In the balloon catheter 10 in the above-described embodiment, a so-called quick exchange type in which the guide wire lumen 51 is shortened by providing the rear end side guide wire port 54 in the guide wire port portion 33 of the outer shaft 30. It has a balloon catheter configuration. However, a so-called over-the-wire configuration in which the inner shaft 50 is disposed up to the rear end of the balloon catheter 10 may be employed.

In the balloon catheter 10 in the above-described embodiment, only one marker part 70 formed on the outer periphery of the inner shaft 50 is provided. However, the present invention is not limited to this, and a plurality of marker parts 70 are provided. good.
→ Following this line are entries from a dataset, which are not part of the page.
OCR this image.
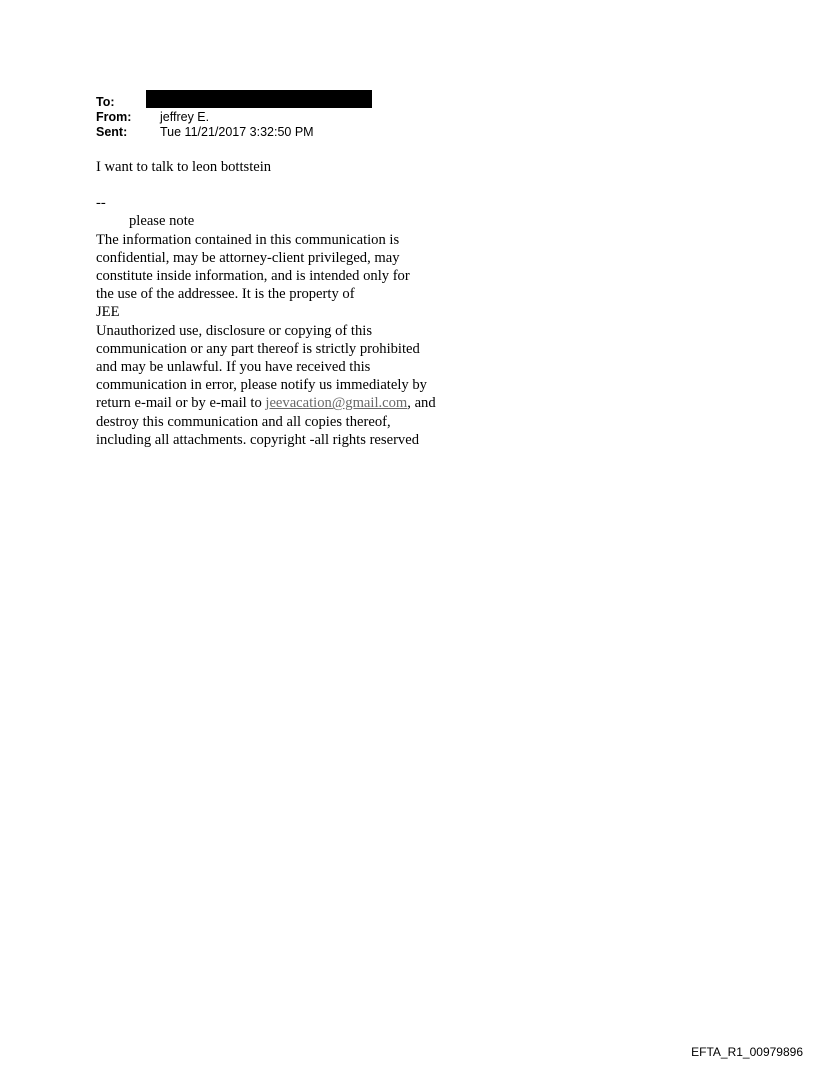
To:
From:	jeffrey E.
Sent:	Tue 11/21/2017 3:32:50 PM
I want to talk to leon bottstein
--
please note
The information contained in this communication is
confidential, may be attorney-client privileged, may
constitute inside information, and is intended only for
the use of the addressee. It is the property of
JEE
Unauthorized use, disclosure or copying of this
communication or any part thereof is strictly prohibited
and may be unlawful. If you have received this
communication in error, please notify us immediately by
return e-mail or by e-mail to jeevacation@gmail.com, and
destroy this communication and all copies thereof,
including all attachments. copyright -all rights reserved
EFTA_R1_00979896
As described above, in the balloon catheter 10, since the buffer film 80 is provided between the metal marker 72 and the inner shaft 50, even when the balloon catheter 10 is inserted into a peripheral blood vessel having a strong curvature, rigidity is improved. The damage to the inner shaft 50 by the inner peripheral side end 74 of the metal marker 72 can be reduced. Further, since the axial length L1 of the buffer film 80 is longer than the axial length L2 of the metal marker 72, even if the inner periphery of the metal marker 72 is rough, the buffer film 80 causes the inner periphery of the metal marker 72 to be rough. It is possible to reduce damage to the inner shaft 50 due to the above.
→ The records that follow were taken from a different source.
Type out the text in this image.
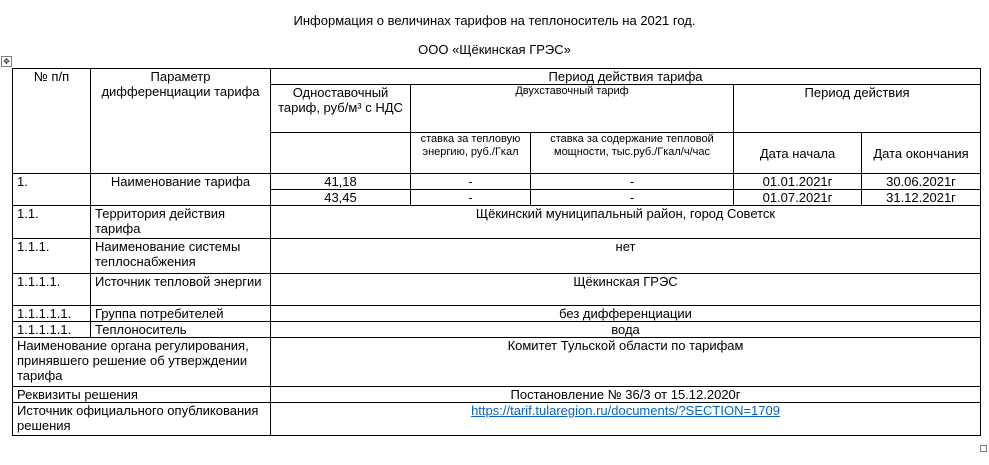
Информация о величинах тарифов на теплоноситель на 2021 год.
ООО «Щёкинская ГРЭС»
✥
№ п/п	Параметр дифференциации тарифа	Период действия тарифа				
		Одноставочный тариф, руб/м³ с НДС	Двухставочный тариф		Период действия	
			ставка за тепловую энергию, руб./Гкал	ставка за содержание тепловой мощности, тыс.руб./Гкал/ч/час	Дата начала	Дата окончания
1.	Наименование тарифа	41,18	-	-	01.01.2021г	30.06.2021г
		43,45	-	-	01.07.2021г	31.12.2021г
1.1.	Территория действия тарифа	Щёкинский муниципальный район, город Советск				
1.1.1.	Наименование системы теплоснабжения	нет				
1.1.1.1.	Источник тепловой энергии	Щёкинская ГРЭС				
1.1.1.1.1.	Группа потребителей	без дифференциации				
1.1.1.1.1.	Теплоноситель	вода				
Наименование органа регулирования, принявшего решение об утверждении тарифа		Комитет Тульской области по тарифам				
Реквизиты решения		Постановление № 36/3 от 15.12.2020г				
Источник официального опубликования решения		https://tarif.tularegion.ru/documents/?SECTION=1709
DESCRIPTION OF SYMBOLS 10 Balloon catheter 20 Balloon 22 Tip attachment part 23 Rear end attachment part 30 Outer shaft 31 Tip outer shaft part 33 Guide wire port part 35 Intermediate outer shaft part 36 Expansion lumen 37 Rear end outer shaft part 40 Connector 50 Inner shaft 60 Tip
70, 70a Marker 72 Metal marker 73 Outer peripheral end 74, 74a Inner peripheral end 80 Buffer film (resin marker)
82 Groove 90 Core wire

Claims (4)

With balloons,
An inner shaft joined to the tip of the balloon;
In the balloon catheter comprising the marker portion formed on the outer periphery of the inner shaft inside the balloon,
The marker portion is composed of a buffer film made of a resin covering the outer periphery of the inner shaft, and a metal marker made of a metal covering the outer periphery of the buffer film,
The balloon catheter characterized in that an axial length of the buffer film is longer than an axial length of the metal marker. A groove is formed in the circumferential direction between the metal marker and the inner shaft,
The balloon catheter according to claim 1, wherein the buffer film is formed to fill the groove. The metal marker has an end portion whose outer diameter decreases toward the front end and whose outer diameter decreases toward the rear end,
The balloon catheter according to claim 1, wherein the end portion bites into the buffer film. The balloon catheter according to any one of claims 1 to 3, wherein the buffer film includes a radiopaque metal.